Docs / Workspace policies

Workspace policies keep metadata and runtime decisions reviewable.

A branch workspace should expose the metadata teams need to resume work without exposing VM internals. Runtime policy says what size can wake, when it sleeps, how caps behave, and which state remains available while the service runtime is asleep.

workspace policymetadata first

workspace: signed-links

metadata: acme / scheduler / web / feature/signed-links

runtime: Small; sleep: idle; cap: warn before stop

retained asleep: shell, repo, metadata, signed-link state

wakes: dev links, tests, services, workers

private: root policy, secrets, logs, runtime admin

Metadata boundary

Workspace metadata is the durable handoff, not the runtime host.

Metadata is what the CLI, dashboard, and agents use to reattach to the same branch workspace. It should explain state and policy while keeping provider implementation details out of product handoffs.

Workspace identityorg / project / repo / branch

The durable handoff names the organization, project, repository, branch, workspace slug, and current owner without exposing raw VM hostnames, IP addresses, or cloud resource IDs.

Readiness metadatashell / runtime / resources

Shell attach state, runtime wake state, resource bindings, check results, and blockers stay visible so humans and agents can resume the same workspace without reconstructing local setup.

Policy snapshotsize / sleep / cap

Runtime size, idle-sleep behavior, usage cap posture, cleanup intent, and signed-link state travel with the workspace while service CPU can still sleep.

Runtime policy flow

Policy is read before service work wakes.

Runtime policy sits between the workspace identity and the metered services. It gives operators a visible contract for what can wake, how much capacity it gets, when it sleeps, and which events remain part of the workspace record.

runtime policywake contract
  1. Selectenvforge up signed-links

    The CLI opens a named workspace.

    The user or agent chooses an organization, project, repo, and branch. EnvForge returns the workspace metadata first so the shell can open before service runtime work blocks progress.

  2. ApplySmall + sleep: idle + cap

    Runtime policy is read before wake.

    The workspace policy sets the runtime size, idle-sleep rule, and usage cap posture before dev links, tests, workers, or service commands start paid runtime capacity.

  3. Recordready / waking / blocked

    Readiness changes become metadata.

    Runtime wake, resource readiness, smoke checks, cap warnings, and sleep events are recorded as workspace state instead of being hidden inside a host session.

  4. Governroot and secrets stay separate

    Runtime policy does not widen privilege.

    Root access, secret values, logs, private consoles, and runtime admin stay behind access policy. Changing size or sleep settings does not change those boundaries.

Review checklist

A workspace policy is ready when the handoff explains these boundaries.

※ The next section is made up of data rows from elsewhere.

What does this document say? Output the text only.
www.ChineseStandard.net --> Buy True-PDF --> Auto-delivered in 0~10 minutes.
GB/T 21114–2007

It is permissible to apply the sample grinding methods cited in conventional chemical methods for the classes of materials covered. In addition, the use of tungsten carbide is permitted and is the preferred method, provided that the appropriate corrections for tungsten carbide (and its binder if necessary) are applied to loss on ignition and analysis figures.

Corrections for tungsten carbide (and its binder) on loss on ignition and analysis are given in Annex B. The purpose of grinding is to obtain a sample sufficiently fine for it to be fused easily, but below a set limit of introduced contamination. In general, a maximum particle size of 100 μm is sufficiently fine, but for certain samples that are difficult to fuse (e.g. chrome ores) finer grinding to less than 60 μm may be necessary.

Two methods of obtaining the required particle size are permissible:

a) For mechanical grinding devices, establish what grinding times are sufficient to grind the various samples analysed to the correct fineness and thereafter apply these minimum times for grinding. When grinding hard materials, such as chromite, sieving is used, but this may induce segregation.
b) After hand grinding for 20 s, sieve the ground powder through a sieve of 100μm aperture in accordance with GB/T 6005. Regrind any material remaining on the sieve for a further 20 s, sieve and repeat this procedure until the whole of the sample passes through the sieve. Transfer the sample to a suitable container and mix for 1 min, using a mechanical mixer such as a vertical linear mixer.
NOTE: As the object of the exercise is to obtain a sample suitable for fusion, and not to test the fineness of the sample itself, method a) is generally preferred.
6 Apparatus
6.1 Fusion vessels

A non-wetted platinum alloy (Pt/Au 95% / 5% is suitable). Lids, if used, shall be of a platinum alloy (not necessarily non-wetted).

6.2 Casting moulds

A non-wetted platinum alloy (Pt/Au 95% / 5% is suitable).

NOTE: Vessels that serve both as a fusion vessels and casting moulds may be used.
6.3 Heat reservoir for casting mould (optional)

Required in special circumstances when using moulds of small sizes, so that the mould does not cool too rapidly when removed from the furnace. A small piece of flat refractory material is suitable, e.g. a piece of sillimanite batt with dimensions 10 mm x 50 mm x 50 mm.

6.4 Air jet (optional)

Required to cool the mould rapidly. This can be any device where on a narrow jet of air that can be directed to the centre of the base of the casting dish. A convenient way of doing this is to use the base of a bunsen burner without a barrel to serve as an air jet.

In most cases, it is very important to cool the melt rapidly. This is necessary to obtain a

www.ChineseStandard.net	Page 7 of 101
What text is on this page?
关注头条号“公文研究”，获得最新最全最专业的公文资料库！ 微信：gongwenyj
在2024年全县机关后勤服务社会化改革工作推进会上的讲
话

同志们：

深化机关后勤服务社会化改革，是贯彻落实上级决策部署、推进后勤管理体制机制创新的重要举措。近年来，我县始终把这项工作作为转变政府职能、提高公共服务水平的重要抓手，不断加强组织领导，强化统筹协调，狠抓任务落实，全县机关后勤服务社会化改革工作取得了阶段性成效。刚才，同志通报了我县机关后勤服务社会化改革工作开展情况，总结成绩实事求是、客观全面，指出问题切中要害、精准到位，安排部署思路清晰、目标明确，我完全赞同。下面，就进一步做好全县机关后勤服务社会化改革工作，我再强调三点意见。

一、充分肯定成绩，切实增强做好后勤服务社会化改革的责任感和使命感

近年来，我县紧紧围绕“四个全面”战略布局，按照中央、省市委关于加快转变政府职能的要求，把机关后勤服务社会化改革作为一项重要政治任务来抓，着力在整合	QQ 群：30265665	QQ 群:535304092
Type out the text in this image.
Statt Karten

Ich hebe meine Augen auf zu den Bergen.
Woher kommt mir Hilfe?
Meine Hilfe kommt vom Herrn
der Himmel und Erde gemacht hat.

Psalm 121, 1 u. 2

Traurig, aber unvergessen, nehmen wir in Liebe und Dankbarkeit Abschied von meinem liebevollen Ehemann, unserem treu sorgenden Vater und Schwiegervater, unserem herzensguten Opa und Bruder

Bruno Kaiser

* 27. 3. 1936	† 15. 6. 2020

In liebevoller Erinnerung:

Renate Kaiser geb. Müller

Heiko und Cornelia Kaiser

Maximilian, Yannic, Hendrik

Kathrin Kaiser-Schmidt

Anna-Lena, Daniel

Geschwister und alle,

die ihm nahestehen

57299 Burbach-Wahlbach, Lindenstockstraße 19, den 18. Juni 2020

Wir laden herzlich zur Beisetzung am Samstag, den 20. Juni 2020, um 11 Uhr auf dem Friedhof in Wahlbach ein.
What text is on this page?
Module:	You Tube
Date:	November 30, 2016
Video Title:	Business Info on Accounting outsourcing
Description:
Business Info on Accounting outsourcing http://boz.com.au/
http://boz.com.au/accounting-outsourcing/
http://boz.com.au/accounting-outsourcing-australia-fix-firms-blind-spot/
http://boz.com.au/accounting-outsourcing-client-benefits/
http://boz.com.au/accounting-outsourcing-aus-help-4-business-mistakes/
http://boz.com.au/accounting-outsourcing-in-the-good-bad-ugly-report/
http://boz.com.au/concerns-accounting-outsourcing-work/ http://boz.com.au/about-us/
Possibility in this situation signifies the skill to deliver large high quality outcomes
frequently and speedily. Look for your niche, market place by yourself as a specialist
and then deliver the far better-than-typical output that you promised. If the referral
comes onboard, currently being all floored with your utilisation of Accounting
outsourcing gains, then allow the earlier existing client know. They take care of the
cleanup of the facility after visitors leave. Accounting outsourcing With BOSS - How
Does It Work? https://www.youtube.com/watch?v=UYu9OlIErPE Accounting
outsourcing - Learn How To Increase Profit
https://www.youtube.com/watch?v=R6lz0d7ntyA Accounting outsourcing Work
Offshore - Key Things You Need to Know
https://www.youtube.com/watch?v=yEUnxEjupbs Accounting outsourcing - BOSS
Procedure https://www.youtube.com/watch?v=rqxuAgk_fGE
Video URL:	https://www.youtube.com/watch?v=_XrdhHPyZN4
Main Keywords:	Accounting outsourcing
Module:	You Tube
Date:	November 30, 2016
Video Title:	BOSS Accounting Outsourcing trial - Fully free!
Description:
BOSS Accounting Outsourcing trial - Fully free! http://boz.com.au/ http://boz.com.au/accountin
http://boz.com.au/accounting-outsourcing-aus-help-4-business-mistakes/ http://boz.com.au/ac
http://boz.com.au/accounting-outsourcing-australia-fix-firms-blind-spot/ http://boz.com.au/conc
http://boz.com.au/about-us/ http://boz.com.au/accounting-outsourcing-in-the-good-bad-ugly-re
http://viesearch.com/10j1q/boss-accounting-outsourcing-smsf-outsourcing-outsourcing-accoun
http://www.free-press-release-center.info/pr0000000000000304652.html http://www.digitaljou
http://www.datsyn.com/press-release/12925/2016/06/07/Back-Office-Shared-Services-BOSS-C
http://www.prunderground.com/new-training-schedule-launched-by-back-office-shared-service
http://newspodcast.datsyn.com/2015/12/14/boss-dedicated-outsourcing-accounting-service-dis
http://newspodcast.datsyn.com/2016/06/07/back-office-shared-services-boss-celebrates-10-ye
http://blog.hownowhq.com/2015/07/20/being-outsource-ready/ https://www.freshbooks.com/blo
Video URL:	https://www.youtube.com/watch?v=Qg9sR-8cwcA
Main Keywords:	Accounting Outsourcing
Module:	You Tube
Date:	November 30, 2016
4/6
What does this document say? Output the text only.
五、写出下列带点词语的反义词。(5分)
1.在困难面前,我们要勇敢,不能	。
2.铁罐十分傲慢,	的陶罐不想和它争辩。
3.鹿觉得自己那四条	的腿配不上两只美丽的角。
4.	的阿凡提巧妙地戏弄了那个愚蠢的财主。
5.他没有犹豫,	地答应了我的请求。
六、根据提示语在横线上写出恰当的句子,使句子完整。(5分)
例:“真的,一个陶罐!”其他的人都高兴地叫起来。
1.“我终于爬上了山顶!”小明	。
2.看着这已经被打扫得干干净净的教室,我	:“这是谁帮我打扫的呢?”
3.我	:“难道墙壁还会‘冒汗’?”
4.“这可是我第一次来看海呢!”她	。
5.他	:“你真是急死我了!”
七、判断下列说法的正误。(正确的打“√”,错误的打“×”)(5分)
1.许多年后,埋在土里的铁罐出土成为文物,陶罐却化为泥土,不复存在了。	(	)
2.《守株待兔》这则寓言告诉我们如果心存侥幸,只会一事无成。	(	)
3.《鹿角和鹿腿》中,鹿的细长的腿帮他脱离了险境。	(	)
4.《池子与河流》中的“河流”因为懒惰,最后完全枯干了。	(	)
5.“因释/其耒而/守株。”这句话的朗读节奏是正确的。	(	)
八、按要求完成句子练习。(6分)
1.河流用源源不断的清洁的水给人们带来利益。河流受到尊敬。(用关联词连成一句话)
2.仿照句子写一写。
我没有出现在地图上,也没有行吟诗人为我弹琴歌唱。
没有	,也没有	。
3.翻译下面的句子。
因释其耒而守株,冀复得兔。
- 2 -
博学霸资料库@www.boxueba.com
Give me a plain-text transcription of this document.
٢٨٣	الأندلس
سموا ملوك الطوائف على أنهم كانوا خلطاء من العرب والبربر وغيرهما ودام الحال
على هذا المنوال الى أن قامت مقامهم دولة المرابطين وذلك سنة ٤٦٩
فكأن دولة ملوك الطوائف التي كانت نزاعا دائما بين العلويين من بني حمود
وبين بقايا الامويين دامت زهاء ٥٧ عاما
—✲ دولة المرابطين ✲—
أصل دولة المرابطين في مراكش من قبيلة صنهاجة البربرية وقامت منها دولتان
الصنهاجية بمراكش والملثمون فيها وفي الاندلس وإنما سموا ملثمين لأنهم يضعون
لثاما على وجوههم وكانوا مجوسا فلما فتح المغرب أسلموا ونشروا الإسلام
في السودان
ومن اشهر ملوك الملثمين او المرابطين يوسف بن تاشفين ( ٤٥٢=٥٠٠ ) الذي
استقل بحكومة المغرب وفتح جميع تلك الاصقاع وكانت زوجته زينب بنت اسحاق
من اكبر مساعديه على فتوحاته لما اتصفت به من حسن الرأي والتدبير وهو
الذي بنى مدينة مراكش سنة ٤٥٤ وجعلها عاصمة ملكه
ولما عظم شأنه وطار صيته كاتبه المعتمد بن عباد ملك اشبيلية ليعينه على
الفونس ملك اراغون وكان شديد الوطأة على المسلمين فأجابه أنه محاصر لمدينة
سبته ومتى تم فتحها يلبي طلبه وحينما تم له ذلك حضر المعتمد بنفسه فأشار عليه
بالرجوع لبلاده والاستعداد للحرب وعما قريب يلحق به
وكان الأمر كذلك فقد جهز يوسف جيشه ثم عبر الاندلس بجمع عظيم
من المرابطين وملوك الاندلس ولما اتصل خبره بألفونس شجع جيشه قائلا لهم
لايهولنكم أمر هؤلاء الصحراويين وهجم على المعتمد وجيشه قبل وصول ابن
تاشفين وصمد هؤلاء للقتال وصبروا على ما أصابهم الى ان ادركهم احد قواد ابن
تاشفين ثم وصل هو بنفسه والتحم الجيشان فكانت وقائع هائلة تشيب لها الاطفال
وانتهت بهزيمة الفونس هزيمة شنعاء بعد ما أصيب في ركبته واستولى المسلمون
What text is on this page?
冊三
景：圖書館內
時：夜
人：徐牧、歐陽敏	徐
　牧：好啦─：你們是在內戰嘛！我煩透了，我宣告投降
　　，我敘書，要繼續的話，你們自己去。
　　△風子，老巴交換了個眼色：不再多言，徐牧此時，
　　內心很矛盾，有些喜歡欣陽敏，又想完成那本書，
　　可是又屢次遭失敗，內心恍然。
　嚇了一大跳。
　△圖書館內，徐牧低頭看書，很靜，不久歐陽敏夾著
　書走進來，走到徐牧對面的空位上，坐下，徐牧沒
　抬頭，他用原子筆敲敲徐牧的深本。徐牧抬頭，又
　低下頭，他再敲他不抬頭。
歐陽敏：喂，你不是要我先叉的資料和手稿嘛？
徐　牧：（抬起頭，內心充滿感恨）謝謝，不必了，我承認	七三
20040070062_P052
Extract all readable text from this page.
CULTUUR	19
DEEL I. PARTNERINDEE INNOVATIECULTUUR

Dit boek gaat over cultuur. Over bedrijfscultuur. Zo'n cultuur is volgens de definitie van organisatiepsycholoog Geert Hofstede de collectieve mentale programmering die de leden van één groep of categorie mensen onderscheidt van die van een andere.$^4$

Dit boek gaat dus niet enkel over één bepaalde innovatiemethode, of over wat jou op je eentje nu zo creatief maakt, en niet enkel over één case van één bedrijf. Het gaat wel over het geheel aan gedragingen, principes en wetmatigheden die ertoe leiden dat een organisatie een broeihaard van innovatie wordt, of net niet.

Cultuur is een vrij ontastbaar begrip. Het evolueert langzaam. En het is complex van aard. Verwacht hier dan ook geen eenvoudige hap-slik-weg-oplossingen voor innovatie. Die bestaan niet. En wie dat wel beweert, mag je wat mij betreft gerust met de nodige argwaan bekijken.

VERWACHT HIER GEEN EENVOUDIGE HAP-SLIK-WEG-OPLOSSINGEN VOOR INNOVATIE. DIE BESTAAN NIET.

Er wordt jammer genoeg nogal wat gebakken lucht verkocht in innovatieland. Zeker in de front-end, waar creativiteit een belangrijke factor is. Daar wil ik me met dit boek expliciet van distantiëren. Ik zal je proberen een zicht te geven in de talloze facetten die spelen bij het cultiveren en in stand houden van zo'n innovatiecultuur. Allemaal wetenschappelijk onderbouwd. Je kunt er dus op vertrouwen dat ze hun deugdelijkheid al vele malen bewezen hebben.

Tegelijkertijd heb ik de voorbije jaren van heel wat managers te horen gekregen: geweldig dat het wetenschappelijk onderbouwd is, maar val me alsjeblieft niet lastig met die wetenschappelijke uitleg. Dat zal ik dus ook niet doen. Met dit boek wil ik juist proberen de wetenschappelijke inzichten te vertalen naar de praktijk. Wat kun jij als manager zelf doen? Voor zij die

Keep this review at the product layer: workspace identity, runtime defaults, retained state, and access boundaries. Cloud wiring and secret values should stay out of policy copy.

Metadata handoffno raw hosts

Review notes should name the workspace, branch, service readiness, and next owner without sharing VM names, IP addresses, provider resource IDs, or private ports.

People resume the product workspace, not the machine.
Runtime defaultssize + sleep + cap

Before a workspace wakes, the policy should state the selected runtime size, idle-sleep rule, usage cap behavior, and what work can wake services.

Cost behavior is visible before dev links or agents run.
Retained stateasleep is not deleted

Idle sleep should preserve shell access, repo storage, metadata, declared artifacts, readiness history, and signed-link state until cleanup is explicit.

Teams can stop runtime spend without losing context.
Access boundarypolicy is not privilege

Runtime size, caps, and sleep rules do not grant root, expose secrets, open logs, or turn private admin surfaces into signed dev links.

Operational access remains governed separately.